The Orgonon, Reich's last home and lab near Rangeley, Maine, USA, is seen with brief shots of the interior and exterior, including a cloudbuster.

The film includes re-stagings of scenes from Sergei Eisenstein films, alluding to the montage era of film making in the Soviet Union.

Shots of the incinerator in which Reich's books were burned in New York City are included.

== Ban ==
The film was shown to the censorship board in 1971, and Dušan stated on that occasion: "I do not want foreigners to show my film as a film that the Yugoslav censorship banned. As an author, I am ready to take on all responsibility: artistic, social and political". The censorship board approved the public screening of the film on that occasion, and on 10 May 1971 the Republic Film Review Commission of the SR Serbia issued the Decision on granting approval for the public screening of the film No. 03-642-45. However, the Public Prosecutor's Office of the SR Serbia sent a letter to the Republic Film Review Commission, in which the public prosecutor, based on Article 15 of the Law on Public Prosecutor's Office, suspended the execution of the Decision of 10 May 1971, which banned the public screening of the film. The public prosecutor gave the following explanation: "given that, by virtue of the right of supervision, he will request the competent republican body to annul it, and on the basis of Article 262, paragraphs 1 and 2 of the Law on General Administrative Procedure".

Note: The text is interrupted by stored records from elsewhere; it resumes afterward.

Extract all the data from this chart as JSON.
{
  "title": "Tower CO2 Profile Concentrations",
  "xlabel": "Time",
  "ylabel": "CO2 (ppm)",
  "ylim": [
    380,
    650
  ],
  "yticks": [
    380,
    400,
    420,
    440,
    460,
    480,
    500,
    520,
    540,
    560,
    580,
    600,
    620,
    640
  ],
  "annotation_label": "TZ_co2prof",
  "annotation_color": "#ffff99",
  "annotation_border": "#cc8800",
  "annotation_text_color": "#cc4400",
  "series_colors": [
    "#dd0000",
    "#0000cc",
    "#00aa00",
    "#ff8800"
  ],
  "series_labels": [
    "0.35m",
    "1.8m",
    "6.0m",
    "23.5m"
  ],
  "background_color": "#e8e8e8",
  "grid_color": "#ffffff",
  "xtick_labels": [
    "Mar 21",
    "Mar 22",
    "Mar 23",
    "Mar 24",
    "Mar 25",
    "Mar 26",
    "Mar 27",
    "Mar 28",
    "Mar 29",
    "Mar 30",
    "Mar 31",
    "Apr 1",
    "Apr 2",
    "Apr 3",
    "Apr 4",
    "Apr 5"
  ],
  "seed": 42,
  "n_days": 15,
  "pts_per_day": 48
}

The film was first publicly shown in Yugoslavia in 1986, when the 1971 ban was lifted.

==Reception==
W.R. won acclaim from critics at the Cannes Film Festival in 1971, but due to the state ban was shown only to a few selected audiences in Yugoslavia for the next several years.

 Roger Ebert gave the film 4 out of 4 stars. On 28 December 2016 the Yugoslav Film Archive, in accordance with its powers under the Law on Cultural Heritage, listed one hundred Serbian feature films (1911–1999) to be cultural heritage of great importance, including W.R.: Mysteries of the Organism.